だが、次の瞬間、男は視線を横に流し、すぐ近くのパーティーへ向かって歩み寄る。
「おい、お前ら――」
先ほどと変わらぬ調子で、躊躇なく話しかける。
まるでこれが日常の一部であるかのように、自然な動作で金品を求める言葉を紡いでいた。
その直後、近くから足音が響いた。しっかりとした歩調でこちらへ向かってくる。
「お待たせしました、カナタさん」
低めの声が落ち着いた調子でそう告げられる。
顔を上げると、佐久間さんを中心に、数名の仲間が立っていた。
彼らも軽く頷きながら、それぞれ視線を合わせる。佐久間さんは穏やかな笑みを浮かべ、代表して口を開く。
「今日はよろしくお願いします」
「佐久間さん、皆さんどうも」
俺も返事をすると、彼らの間で軽い緊張がほどけたような空気が流れる。
佐久間さんがふと視線を横へ流す。
仲間たちもそれにならい、その先を見る。
そこには、まだ別のパーティーへと声をかけている狡坂の姿があった。
じっと見つめた後、佐久間さんはわずかに眉をひそめる。その周囲の仲間も、それぞれの思惑を抱えたように目を細める。
「カナタさん……狡坂に絡まれていたのですか?」
「ええ、やっぱりあいつが狡坂でしたか」
「アイテムを奪われませんでしたか?」
「いや、これを奴に渡そうとしたんですがね…。断られました」
そう言って、封印のオーブを佐久間さんへと見せた。
佐久間さんはそれを見るなり、思わず笑い声を漏らした。
「あはは。封印のオーブですか、さすがに使いどころもなく売れないものは受け取らなかったですね」
佐久間さんは笑った直後、突然、顔を歪めた。 苦悶の声を上げ、胸元を押さえながら身をよじる。
「……っ、く……!」
佐久間さんの額にじわりと汗が滲み、呼吸が乱れる。 周囲の空気が一瞬張り詰めた。
俺は思わず一歩踏み出し、焦るように声をかける。
「佐久間さん、大丈夫ですか?」
佐久間さんは奥歯を噛みしめ、かすかに首を振る。
どうやら呪いが発動したらしい――それも、かなり強力なものだ。
◇◆◇◆◇◆
イレギュラーモンスターである、ブラッド・レブナント討伐の為、佐久間さんたちと20階層に来ていた。

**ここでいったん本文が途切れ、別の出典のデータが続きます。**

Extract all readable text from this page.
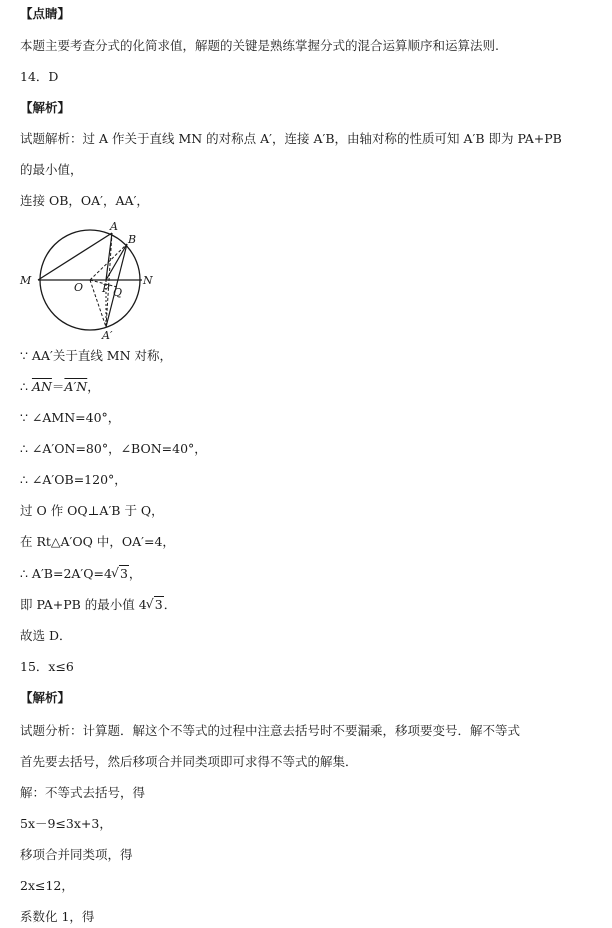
【点睛】
本题主要考查分式的化简求值，解题的关键是熟练掌握分式的混合运算顺序和运算法则.
14．D
【解析】
试题解析：过 A 作关于直线 MN 的对称点 A′，连接 A′B，由轴对称的性质可知 A′B 即为 PA+PB
的最小值，
连接 OB，OA′，AA′，
A
B
M	N
O P Q
A′
∵ AA′关于直线 MN 对称，
∴ $\overline{AN}=A'N$，
∵ ∠AMN=40°，
∴ ∠A′ON=80°，∠BON=40°，
∴ ∠A′OB=120°，
过 O 作 OQ⊥A′B 于 Q，
在 Rt△A′OQ 中，OA′=4，
∴ A′B=2A′Q=4 √ 3，
即 PA+PB 的最小值 4 √ 3．
故选 D．
15．x≤6
【解析】
试题分析：计算题．解这个不等式的过程中注意去括号时不要漏乘，移项要变号．解不等式
首先要去括号，然后移项合并同类项即可求得不等式的解集．
解：不等式去括号，得
5x－9≤3x+3，
移项合并同类项，得
2x≤12，
系数化 1，得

佐久間さんにとっては2回目の討伐であり、呪いを授かった相手でもある。
まぁ今回討伐するのは俺なんだけど。
ブラッド・レヴナントは 特異な再生能力を持つモンスターだ。
ダメージを受けても、その傷は時間とともに修復される。
しかし、ただ耐久力が高いだけではない。
戦闘中、こちらが与えたダメージは蓄積し、やがて「痛み」として跳ね返る。
最初は何も起こらない。
しかし、攻撃を重ねるほど、蓄積された痛みが襲いかかってくる。
これは、ダメージではなく 蓄積する痛みの反撃だ。
この厄介な特性のせいで、ブラッド・レヴナントは 冒険者たちに嫌われ、放置されがち だった。
討伐するには痛みを伴うリスクが高すぎる。
少しでも長引けば、後半の戦闘は 耐えることが主になる。
結果、ブラッド・レヴナントは後回しにされ、手を出されることなく時間が過ぎていく――。

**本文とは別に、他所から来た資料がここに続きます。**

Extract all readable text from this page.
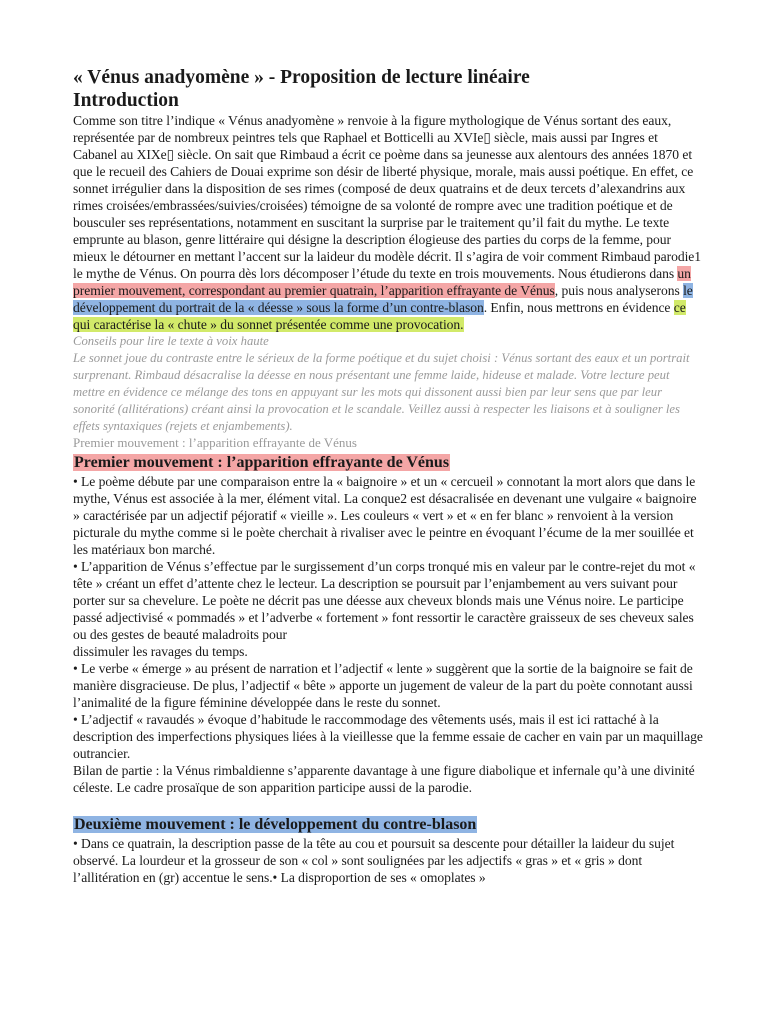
« Vénus anadyomène » - Proposition de lecture linéaire
Introduction

Comme son titre l’indique « Vénus anadyomène » renvoie à la figure mythologique de Vénus sortant des eaux, représentée par de nombreux peintres tels que Raphael et Botticelli au XVIe▯ siècle, mais aussi par Ingres et Cabanel au XIXe▯ siècle. On sait que Rimbaud a écrit ce poème dans sa jeunesse aux alentours des années 1870 et que le recueil des Cahiers de Douai exprime son désir de liberté physique, morale, mais aussi poétique. En effet, ce sonnet irrégulier dans la disposition de ses rimes (composé de deux quatrains et de deux tercets d’alexandrins aux rimes croisées/embrassées/suivies/croisées) témoigne de sa volonté de rompre avec une tradition poétique et de bousculer ses représentations, notamment en suscitant la surprise par le traitement qu’il fait du mythe. Le texte emprunte au blason, genre littéraire qui désigne la description élogieuse des parties du corps de la femme, pour mieux le détourner en mettant l’accent sur la laideur du modèle décrit. Il s’agira de voir comment Rimbaud parodie1 le mythe de Vénus. On pourra dès lors décomposer l’étude du texte en trois mouvements. Nous étudierons dans un premier mouvement, correspondant au premier quatrain, l’apparition effrayante de Vénus, puis nous analyserons le développement du portrait de la « déesse » sous la forme d’un contre-blason. Enfin, nous mettrons en évidence ce qui caractérise la « chute » du sonnet présentée comme une provocation.

Conseils pour lire le texte à voix haute

Le sonnet joue du contraste entre le sérieux de la forme poétique et du sujet choisi : Vénus sortant des eaux et un portrait surprenant. Rimbaud désacralise la déesse en nous présentant une femme laide, hideuse et malade. Votre lecture peut mettre en évidence ce mélange des tons en appuyant sur les mots qui dissonent aussi bien par leur sens que par leur sonorité (allitérations) créant ainsi la provocation et le scandale. Veillez aussi à respecter les liaisons et à souligner les effets syntaxiques (rejets et enjambements).

Premier mouvement : l’apparition effrayante de Vénus

Premier mouvement : l’apparition effrayante de Vénus

• Le poème débute par une comparaison entre la « baignoire » et un « cercueil » connotant la mort alors que dans le mythe, Vénus est associée à la mer, élément vital. La conque2 est désacralisée en devenant une vulgaire « baignoire » caractérisée par un adjectif péjoratif « vieille ». Les couleurs « vert » et « en fer blanc » renvoient à la version picturale du mythe comme si le poète cherchait à rivaliser avec le peintre en évoquant l’écume de la mer souillée et les matériaux bon marché.

• L’apparition de Vénus s’effectue par le surgissement d’un corps tronqué mis en valeur par le contre-rejet du mot « tête » créant un effet d’attente chez le lecteur. La description se poursuit par l’enjambement au vers suivant pour porter sur sa chevelure. Le poète ne décrit pas une déesse aux cheveux blonds mais une Vénus noire. Le participe passé adjectivisé « pommadés » et l’adverbe « fortement » font ressortir le caractère graisseux de ses cheveux sales ou des gestes de beauté maladroits pour

dissimuler les ravages du temps.

• Le verbe « émerge » au présent de narration et l’adjectif « lente » suggèrent que la sortie de la baignoire se fait de manière disgracieuse. De plus, l’adjectif « bête » apporte un jugement de valeur de la part du poète connotant aussi l’animalité de la figure féminine développée dans le reste du sonnet.

• L’adjectif « ravaudés » évoque d’habitude le raccommodage des vêtements usés, mais il est ici rattaché à la description des imperfections physiques liées à la vieillesse que la femme essaie de cacher en vain par un maquillage outrancier.

Bilan de partie : la Vénus rimbaldienne s’apparente davantage à une figure diabolique et infernale qu’à une divinité céleste. Le cadre prosaïque de son apparition participe aussi de la parodie.

Deuxième mouvement : le développement du contre-blason

• Dans ce quatrain, la description passe de la tête au cou et poursuit sa descente pour détailler la laideur du sujet observé. La lourdeur et la grosseur de son « col » sont soulignées par les adjectifs « gras » et « gris » dont l’allitération en (gr) accentue le sens.• La disproportion de ses « omoplates »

そのため、ダンジョン管理課は 討伐証明書を発行している。
これを取得すれば、特別報酬や特別待遇を受けることができる仕組みだ。
佐久間さんたちのパーティー “残焔の盟 (ざんえんのめい)” は、 このイレギュラーモンスターの 初討伐を成し遂げ、偉業を達成した。
しかし、代償はあまりにも大きかった。
ブラッド・レヴナントとの戦闘で浴びた呪いは、討伐後も佐久間さんたちを苦しめ続けた。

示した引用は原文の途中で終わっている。